Original Ethiopian Injera vs. American Injera

by Abeba Abrha

Injera is one of the most important sources of nutrition in Ethiopia, where I grew up. It is like a bread made up of wheat and Teff, which is like grain. When I was in Ethiopia, I ate Injera about two to three times a day. Teff seed was found in a pyramid that dated back to 3359 BC. Teff is very small which ranges from 1-1.7 mm long and 0.6-1 mm wide. Its common colors are white, red and brown. The white Teff is more expensive than the dark Teff. The dark Teff is more flavorful than the white Teff. Teff is nutritious and contains no gluten. It has higher protein than wheat and has a high concentration of most nutrients, which include calcium, thiamin and iron. Iron in Teff is easily absored by the body.

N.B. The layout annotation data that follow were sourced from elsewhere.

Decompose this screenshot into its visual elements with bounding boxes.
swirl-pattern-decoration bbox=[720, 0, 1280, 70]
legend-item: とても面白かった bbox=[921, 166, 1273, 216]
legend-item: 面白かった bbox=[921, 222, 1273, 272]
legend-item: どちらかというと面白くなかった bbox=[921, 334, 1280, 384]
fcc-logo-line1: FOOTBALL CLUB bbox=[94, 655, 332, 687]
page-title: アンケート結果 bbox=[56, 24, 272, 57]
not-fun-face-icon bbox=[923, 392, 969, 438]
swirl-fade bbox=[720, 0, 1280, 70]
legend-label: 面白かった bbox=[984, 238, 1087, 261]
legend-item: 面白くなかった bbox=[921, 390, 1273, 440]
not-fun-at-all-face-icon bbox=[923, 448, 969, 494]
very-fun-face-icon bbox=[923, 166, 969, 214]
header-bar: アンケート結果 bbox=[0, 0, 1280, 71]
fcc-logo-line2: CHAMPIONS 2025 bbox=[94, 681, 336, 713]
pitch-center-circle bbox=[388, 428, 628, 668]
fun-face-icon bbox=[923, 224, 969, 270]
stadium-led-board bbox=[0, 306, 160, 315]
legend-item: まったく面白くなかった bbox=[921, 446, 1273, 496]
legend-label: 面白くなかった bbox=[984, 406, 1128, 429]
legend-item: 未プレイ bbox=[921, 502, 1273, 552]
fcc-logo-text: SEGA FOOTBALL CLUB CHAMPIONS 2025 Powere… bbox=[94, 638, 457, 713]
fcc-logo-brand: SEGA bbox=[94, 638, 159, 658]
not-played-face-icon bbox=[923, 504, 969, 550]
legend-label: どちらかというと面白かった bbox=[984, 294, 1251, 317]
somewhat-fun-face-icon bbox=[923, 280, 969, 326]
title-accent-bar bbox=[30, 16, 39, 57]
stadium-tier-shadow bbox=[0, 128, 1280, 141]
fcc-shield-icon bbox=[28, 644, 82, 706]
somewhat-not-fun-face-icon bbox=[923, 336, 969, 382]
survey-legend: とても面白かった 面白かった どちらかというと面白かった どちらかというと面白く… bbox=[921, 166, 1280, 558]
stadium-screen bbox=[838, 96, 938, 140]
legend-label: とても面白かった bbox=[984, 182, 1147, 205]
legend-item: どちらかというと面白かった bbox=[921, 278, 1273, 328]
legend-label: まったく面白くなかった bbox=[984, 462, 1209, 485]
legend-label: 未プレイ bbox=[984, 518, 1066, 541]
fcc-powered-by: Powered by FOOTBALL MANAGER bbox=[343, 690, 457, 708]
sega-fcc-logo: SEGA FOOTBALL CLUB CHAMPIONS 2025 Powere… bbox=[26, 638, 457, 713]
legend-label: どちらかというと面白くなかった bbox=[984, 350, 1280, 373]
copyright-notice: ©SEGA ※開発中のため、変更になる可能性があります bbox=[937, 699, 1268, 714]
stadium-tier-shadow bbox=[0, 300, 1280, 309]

Ethiopian immigrants have spread Injera in the United States (US). They have used many different kinds of grains that is present to them. Many East African restaurants in the US provide Injera that is a mixture of Teff and wheat flours. Most Injera that is made in Ethiopia is only from Teff. There are many kinds of Injera recipes that can be found online with various mixtures of flours (some include mixture of all-purpose flour and Teff flour, some only Teff flour, self-rising, corn, barley and others.) Some provide no fermenting and some provide three days of fermenting. I think the fermenting makes the bubbles, unless baking powder or yeast is used. Three days of fermenting is concerning to me, becasue the batter could develop bad germs.

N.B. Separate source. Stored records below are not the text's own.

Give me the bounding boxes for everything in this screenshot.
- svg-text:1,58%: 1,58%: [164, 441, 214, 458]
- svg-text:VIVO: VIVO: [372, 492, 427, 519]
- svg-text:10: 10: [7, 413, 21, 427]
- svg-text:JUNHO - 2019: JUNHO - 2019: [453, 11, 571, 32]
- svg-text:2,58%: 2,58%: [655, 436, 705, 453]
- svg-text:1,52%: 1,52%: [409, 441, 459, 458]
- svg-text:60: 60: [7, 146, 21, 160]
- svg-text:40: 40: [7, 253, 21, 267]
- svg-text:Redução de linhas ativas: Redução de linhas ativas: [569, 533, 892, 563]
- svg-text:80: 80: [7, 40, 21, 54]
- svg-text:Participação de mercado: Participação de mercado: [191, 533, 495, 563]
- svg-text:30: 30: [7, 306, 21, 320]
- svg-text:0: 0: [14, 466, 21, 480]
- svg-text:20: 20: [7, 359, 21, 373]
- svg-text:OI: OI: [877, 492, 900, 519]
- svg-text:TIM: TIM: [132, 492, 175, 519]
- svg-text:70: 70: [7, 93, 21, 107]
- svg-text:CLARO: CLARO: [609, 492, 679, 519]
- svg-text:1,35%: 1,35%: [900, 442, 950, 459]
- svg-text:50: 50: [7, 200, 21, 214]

Making related Injera is possible in America, but knowing the content and the serving size is important. Nutrition Facts explains that one cup of self-rising flour has 1600 mg of sodium. The recommonded daily intake of sodium is 2300 milligrams for healthy adults. If Injera is consumed 2 times, its like eating more sodium than that is required, which includes breakfast and snacks. Some recipes require using baking powder or baking soda or self-rising flour, some use club soda, some use yeast for rising power. However, it is not good idea, mostly for people who have high blood pressure or diabetic becasue it makes sodium level higher in their blood. If you are older, or have been diagnosed with high blood pressure (hypertension), the recommendation is as low as 1500 mg/day. In healthy individuals, lowering salt intake reduces blood pressure.

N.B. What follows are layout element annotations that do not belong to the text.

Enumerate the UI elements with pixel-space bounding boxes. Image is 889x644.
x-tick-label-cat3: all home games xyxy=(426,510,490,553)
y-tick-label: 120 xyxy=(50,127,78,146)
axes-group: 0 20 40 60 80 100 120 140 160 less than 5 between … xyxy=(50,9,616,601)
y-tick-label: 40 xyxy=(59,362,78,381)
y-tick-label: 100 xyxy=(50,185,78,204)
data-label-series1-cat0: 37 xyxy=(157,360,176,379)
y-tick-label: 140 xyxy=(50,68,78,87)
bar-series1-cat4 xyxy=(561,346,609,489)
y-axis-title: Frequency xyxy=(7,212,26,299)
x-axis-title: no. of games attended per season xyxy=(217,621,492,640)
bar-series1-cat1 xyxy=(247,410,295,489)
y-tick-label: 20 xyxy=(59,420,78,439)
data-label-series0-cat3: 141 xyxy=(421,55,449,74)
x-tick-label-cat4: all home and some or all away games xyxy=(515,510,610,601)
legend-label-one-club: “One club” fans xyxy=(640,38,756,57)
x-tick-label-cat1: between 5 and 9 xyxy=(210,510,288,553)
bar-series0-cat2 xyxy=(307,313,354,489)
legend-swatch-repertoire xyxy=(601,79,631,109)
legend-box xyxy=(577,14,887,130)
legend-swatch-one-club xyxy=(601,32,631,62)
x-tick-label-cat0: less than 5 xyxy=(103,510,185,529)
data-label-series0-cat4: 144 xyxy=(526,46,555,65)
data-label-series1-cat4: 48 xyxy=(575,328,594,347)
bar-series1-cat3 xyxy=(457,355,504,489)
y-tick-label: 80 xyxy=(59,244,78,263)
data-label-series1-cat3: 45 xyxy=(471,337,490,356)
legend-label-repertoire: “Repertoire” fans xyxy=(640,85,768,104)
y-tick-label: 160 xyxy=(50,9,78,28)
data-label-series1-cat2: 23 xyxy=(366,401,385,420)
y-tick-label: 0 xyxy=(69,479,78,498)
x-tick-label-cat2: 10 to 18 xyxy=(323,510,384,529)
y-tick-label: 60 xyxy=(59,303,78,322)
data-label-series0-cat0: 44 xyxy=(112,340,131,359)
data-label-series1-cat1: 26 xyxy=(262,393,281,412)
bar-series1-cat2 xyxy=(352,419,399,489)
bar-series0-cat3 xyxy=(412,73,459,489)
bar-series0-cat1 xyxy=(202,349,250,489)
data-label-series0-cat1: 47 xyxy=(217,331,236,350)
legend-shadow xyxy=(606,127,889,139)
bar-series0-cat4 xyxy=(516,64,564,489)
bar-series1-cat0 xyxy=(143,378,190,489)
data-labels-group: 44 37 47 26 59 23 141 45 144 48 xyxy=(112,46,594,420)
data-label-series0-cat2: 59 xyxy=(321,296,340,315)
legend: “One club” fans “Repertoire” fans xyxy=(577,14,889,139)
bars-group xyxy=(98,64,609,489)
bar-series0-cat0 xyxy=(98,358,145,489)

Using more Teff has more advantages in its nutritional values than disadvantages. For instance, 100 grams of teff grain contains on average 9-15 grams of protein, 73 grams of carbohydrate, 2 grams of fat, and 3 grams of fiber. It is rich also in minerals like potassium (401 mg), phosphorus (378 mg), magnesium (170 mg), calcium (159 mg) and iron (5.8 mg), all per 100 gram grains. Teff is a major source of dietary iron in Ethiopia, which is a reason for low anemia incidence among Ethiopians. In general, Teff is considered to have higher iron content than other cereals like maize. Vitamins in Teff seed include vitamin C (88 mg), niacin (2.5 mg), vitamin A (8 RE), thiamin (0.30 mg), all per 100 gram of grain. Once again, Teff is a gluten free food which makes it a grain that is more attractive. Gluten is a protein that is a cause of allergic reactions to some people. People who have celiac disease can’t tolerate gluten, thus Teff grain, a gluten free cereal, is a choice to wheat, rye and other cereals. In general, Injera is a valuable nutritional food to eat if more Teff is consumed than other ingredients such as self-rising and/or all-purpose flour. I recommend eating injera by using the right recipe.